Berkshire Hathaway, Warren Buffett’s company, sold Delta Air Lines and Southwest Airlines' stocks worth $388.5 million last week, according to the Securities and Exchange Commission filings. Berkshire subsidiaries sold 13 million Delta (DAL) shares for a total of $314.2 million, a per-share average of $24.19 each. Berkshire now owns 58.9 million Delta shares. The firm also sold 2.3 million Southwest shares for a total of $74.3 million at an average price of $32.22 each. Berkshire has less than 10 percent stake in both the companies. The Hathaway subsidiaries own 51.3 million Southwest shares. Berkshire has shed nearly a 4 percent stake in Southwest Airlines and 18 percent in Delta Airlines.
Just a month ago, in late February, Berkshire bought 976,507 shares of Delta worth $45.3 million. The average cost per-share price was $46.40. This had increased its share in the airlines to about 12 percent. Berkshire Hathaway likely decided to divest its stake in the airlines following a bleak outlook of the industry following the pandemic, which has grounded almost all airlines. Travel restrictions across the globe have resulted in very few domestic flights and even lesser between countries.
The industry fearing an economic downturn has asked the federal government of the United States for a $50 billion stimulus package. Airlines in other countries are asking for concessions and government bailouts. Berkshire disclosed the sales after the US airlines asked for payroll grants under the Cares Act. The US airline industry needs the grant to stave off massive layoffs.

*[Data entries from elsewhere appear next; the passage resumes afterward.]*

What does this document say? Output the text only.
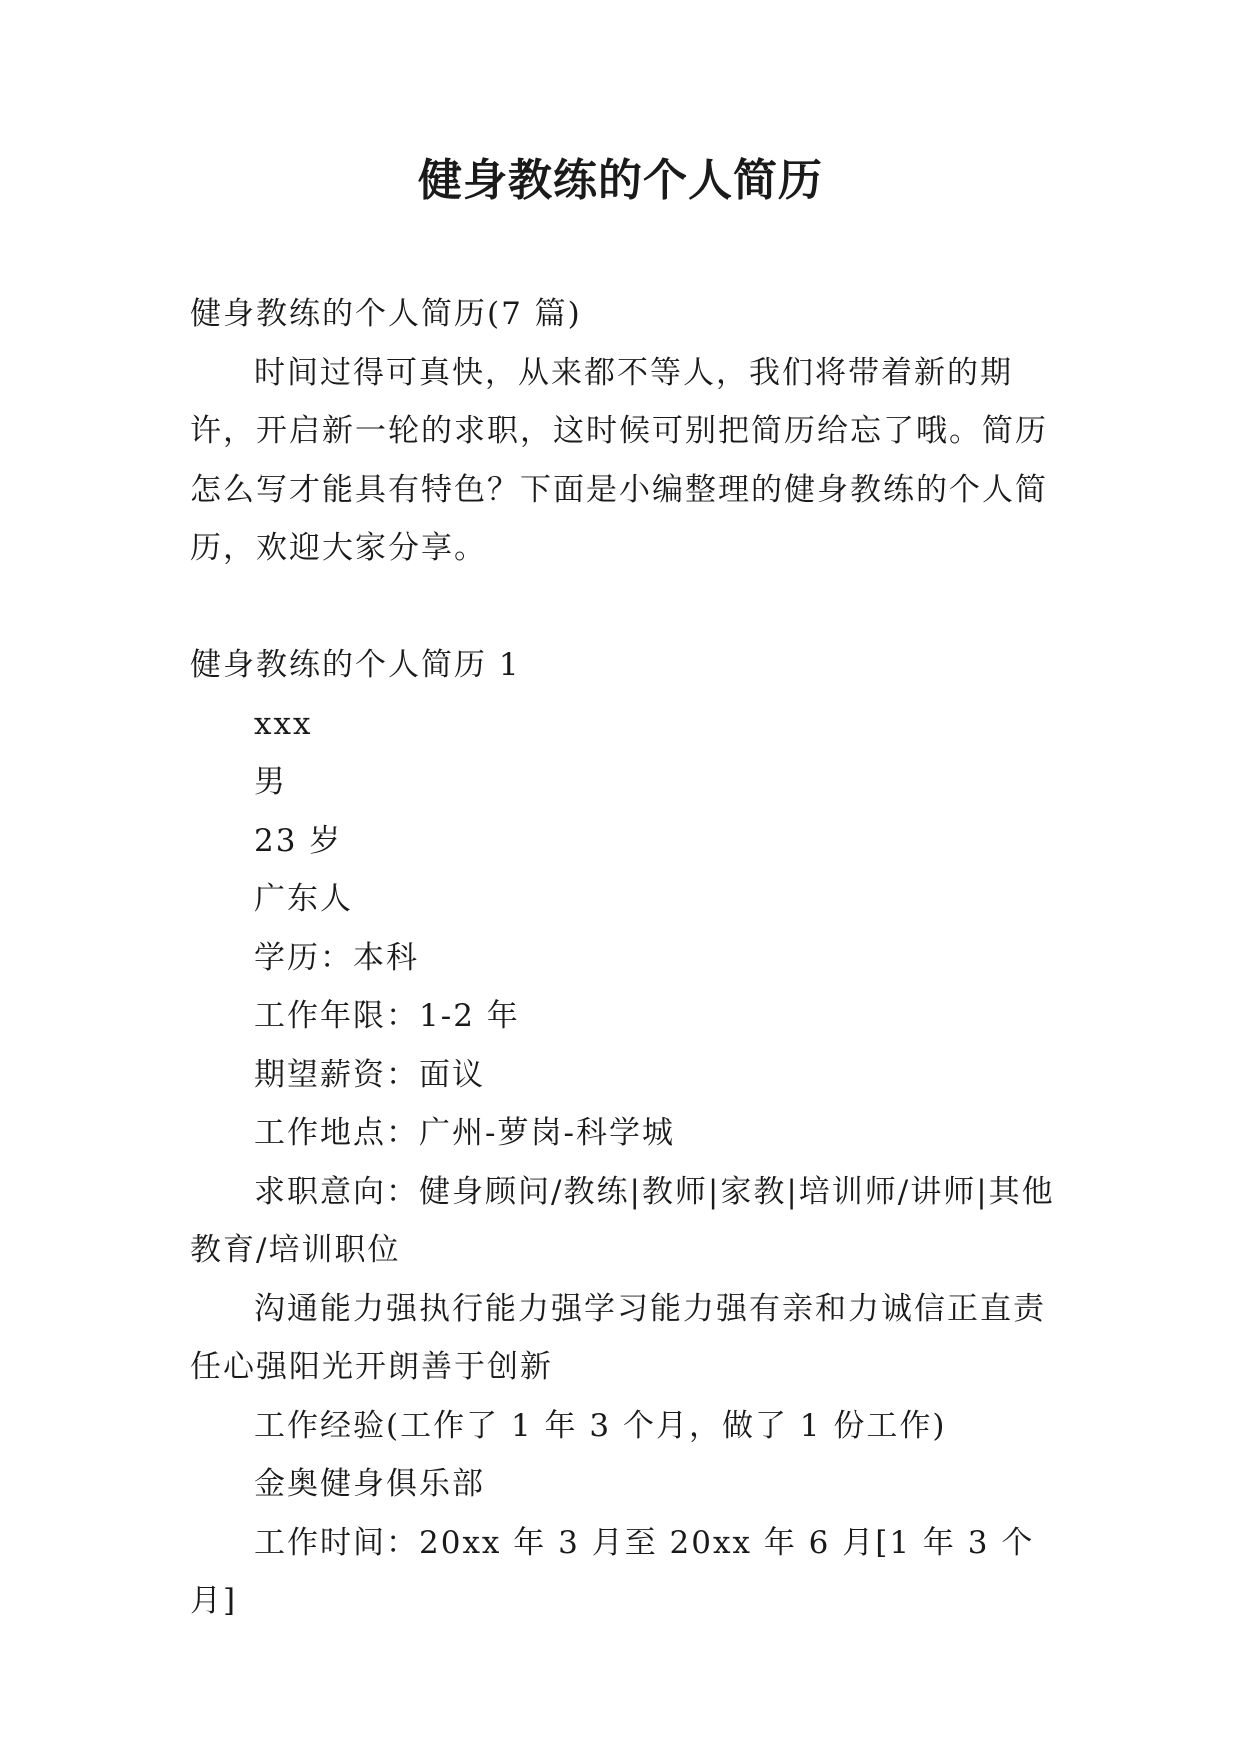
健身教练的个人简历

健身教练的个人简历(7 篇)

时间过得可真快，从来都不等人，我们将带着新的期许，开启新一轮的求职，这时候可别把简历给忘了哦。简历怎么写才能具有特色？下面是小编整理的健身教练的个人简历，欢迎大家分享。

健身教练的个人简历 1

xxx

男

23 岁

广东人

学历：本科

工作年限：1-2 年

期望薪资：面议

工作地点：广州-萝岗-科学城

求职意向：健身顾问/教练|教师|家教|培训师/讲师|其他教育/培训职位

沟通能力强执行能力强学习能力强有亲和力诚信正直责任心强阳光开朗善于创新

工作经验(工作了 1 年 3 个月，做了 1 份工作)

金奥健身俱乐部

工作时间：20xx 年 3 月至 20xx 年 6 月[1 年 3 个月]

Delta Airlines said it expects revenues to plunge 90 percent in the second quarter of FY20.
“Delta is burning more than $60 million in cash every day, we know we still haven’t seen the bottom,” Delta CEO Ed Bastian wrote in a memo to employees. “Without the self-help actions we are taking to save costs and raise new financing, that money would be gone by June.” Experts say that Warren Buffett’s companies may have sold off stocks in United Airlines and American Airlines without disclosing about it. The shutdown has led to airlines losing millions per day. The International Air Transport Association (IATA) has published a report saying the global airline industry will burn $61 billion in cash during the second quarter alone. United Airlines recently said it was losing $100 million in revenue per day. Delta's CEO Ed Bastian said Delta too is losing $60 million in cash per day. The industry believes the numbers are going to get worse by the day. ForwardKeys, a data research firm, said the number of international airline seats had fallen to 10 million in the week of March 30 to April 5, down from 44.2 million a year ago.
Cowen analyst Helane Becker said in a note to clients that many airlines may be able to put some of their aircraft back in the skies, but many will never resume services. "We believe the airline industry will look very different when we get to the other side of this,” she said. “Governments need to ensure that airlines have sufficient cash flow to tide them over this period,” said Conrad Clifford, Asia-Pacific vice president at the IATA.
Bloomberg has come up with a list of airlines that might go bankrupt due to the fall in passenger traffic during the pandemic. The list includes Pakistan Airlines, Spicejet, AirAsia, Norwegian Airlines, American Airlines, Virgin Australia, Korean Airlines, Skywest, and China Southern Airlines. Bloomberg based this prediction using the Z-score method developed by Edward Altman to determine bankruptcies. The Z-score measures based on liquidity, solvency, profitability, leverage, and the latest performance.